Julie Mott
The family of Julie Mott received £5.7m in compensation because a funeral home lost the 25-year-old's body. Facebook/RememberingJulieMott

KEY POINTS

  • Julie Mott's body vanished shortly before her cremation in August. It has never been found.
  • Her family accused the funeral home of gross negligence and sued for $10m.

A funeral home in Texas has been forced to pay a family a multimillion dollar compensation deal after losing their daughter's body.

The body of 25-year-old Julie Mott, who died after a life-long battle with cystic fibrosis, went missing ahead of her cremation last summer.

Employees at Mission Park Funeral Homes discovered that Mott's casket had been damaged and her body was missing, shortly before it was meant to be cremated on 15 August.

The funeral home laid the blame on Mott's ex-boyfriend and an embalming company employee who was "into Satan", according to San Antonio newspaper.

Mott's body has never been found.

Julie Mott
Julie Mott's body, which was discovered missing in August 2017, has never been found. Facebook/RememberingJulieMott

Her family sued the funeral home for $10m (£7.1m), accusing them of gross negligence. They accused the home of concealing the fact that they used third-party contractors on the premises.

The security codes and locks were extremely outdated, the lawsuit also claimed.

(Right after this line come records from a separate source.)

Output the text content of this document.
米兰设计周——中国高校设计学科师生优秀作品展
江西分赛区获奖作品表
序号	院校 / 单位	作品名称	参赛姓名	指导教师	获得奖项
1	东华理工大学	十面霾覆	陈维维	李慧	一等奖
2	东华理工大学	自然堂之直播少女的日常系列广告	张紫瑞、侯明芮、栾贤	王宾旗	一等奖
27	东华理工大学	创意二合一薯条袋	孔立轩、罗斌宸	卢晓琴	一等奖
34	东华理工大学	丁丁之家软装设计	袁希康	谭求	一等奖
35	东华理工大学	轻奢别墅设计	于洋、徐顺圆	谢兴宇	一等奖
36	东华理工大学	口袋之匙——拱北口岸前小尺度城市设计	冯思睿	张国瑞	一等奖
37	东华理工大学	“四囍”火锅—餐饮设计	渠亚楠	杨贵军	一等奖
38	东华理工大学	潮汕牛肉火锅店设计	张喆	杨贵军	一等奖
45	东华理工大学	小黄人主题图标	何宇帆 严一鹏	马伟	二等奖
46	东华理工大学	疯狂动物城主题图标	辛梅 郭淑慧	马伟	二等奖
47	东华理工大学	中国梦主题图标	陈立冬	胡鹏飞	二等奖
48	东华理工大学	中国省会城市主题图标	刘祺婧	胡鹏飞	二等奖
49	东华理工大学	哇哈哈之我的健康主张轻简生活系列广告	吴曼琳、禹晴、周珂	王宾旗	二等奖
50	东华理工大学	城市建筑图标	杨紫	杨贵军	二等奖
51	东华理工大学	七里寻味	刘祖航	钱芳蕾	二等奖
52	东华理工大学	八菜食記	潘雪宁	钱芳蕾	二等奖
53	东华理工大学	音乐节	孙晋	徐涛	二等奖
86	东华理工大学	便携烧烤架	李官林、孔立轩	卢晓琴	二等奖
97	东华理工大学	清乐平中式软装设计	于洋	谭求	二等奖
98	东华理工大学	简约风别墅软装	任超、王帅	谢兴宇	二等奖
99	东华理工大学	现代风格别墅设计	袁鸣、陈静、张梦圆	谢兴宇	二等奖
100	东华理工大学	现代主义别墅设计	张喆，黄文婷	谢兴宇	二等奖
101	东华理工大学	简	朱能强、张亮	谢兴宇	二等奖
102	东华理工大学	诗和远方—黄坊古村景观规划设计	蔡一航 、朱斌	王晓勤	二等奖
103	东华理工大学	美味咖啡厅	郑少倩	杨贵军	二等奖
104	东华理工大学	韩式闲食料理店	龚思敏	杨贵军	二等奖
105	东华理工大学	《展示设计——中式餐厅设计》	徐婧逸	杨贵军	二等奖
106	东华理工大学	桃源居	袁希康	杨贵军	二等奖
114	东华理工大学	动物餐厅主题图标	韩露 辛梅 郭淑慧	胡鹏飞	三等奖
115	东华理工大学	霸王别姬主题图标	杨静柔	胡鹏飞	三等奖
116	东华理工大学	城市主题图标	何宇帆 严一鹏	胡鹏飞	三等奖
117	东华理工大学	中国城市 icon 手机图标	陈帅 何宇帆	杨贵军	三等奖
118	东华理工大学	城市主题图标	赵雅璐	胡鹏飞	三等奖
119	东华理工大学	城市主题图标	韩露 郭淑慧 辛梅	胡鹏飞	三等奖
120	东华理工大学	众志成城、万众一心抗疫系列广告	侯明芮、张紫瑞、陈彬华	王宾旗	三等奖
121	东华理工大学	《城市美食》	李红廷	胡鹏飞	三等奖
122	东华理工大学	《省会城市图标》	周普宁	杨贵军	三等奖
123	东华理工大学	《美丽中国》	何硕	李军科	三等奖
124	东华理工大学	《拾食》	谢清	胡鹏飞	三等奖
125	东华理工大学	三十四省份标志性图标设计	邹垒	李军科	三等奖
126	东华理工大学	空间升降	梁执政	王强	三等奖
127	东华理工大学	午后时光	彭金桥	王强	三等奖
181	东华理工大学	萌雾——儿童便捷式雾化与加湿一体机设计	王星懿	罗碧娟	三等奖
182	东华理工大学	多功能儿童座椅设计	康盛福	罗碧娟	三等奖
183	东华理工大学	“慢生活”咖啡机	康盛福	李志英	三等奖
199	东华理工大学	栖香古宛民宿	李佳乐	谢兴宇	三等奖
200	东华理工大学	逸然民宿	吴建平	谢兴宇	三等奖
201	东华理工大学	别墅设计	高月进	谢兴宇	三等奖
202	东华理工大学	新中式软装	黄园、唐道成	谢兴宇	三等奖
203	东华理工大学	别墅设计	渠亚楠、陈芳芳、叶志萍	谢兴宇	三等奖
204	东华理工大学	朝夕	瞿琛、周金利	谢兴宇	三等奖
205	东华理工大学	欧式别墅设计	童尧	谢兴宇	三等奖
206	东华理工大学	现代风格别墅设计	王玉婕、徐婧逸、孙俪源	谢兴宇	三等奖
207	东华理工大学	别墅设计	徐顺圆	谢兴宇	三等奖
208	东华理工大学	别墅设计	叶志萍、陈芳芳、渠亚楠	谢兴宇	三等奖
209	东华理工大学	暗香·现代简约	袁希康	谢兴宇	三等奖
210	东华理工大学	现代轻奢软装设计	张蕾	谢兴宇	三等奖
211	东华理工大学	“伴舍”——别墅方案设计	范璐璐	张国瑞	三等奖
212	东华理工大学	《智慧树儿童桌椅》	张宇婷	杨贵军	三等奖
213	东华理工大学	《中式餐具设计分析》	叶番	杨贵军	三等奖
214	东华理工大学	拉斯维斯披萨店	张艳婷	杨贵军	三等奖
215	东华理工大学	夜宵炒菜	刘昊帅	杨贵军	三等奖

This week, a judge ordered the funeral home to pay Mott's family $8m (£5.7m) as compensation for the loss of her body.

The family's lawyer said his clients were satisfied with the verdict, but that they did not start a lawsuit to win money.

"The Motts are happy that they got a jury verdict, but in the end we failed, as we did not find Julie, and that is all that really matters," Mark Greenwald, told US broadcaster KSAT.

"This isn't about the money. Money isn't going to return the body of their daughter to them. And that's just a fact. It's a sad fact," he added.

Lawyer Alex Katzman said the funeral home had broken a promise to Mott's family. "They failed miserably," Katzman told the jury in his closing argument. "They broke their promise to provide care, control and custody of Julie Mott's body."

"When you trust your loved ones to us, they never leave our care, custody or control," he said. "They made a promise. This is about what they were required to do."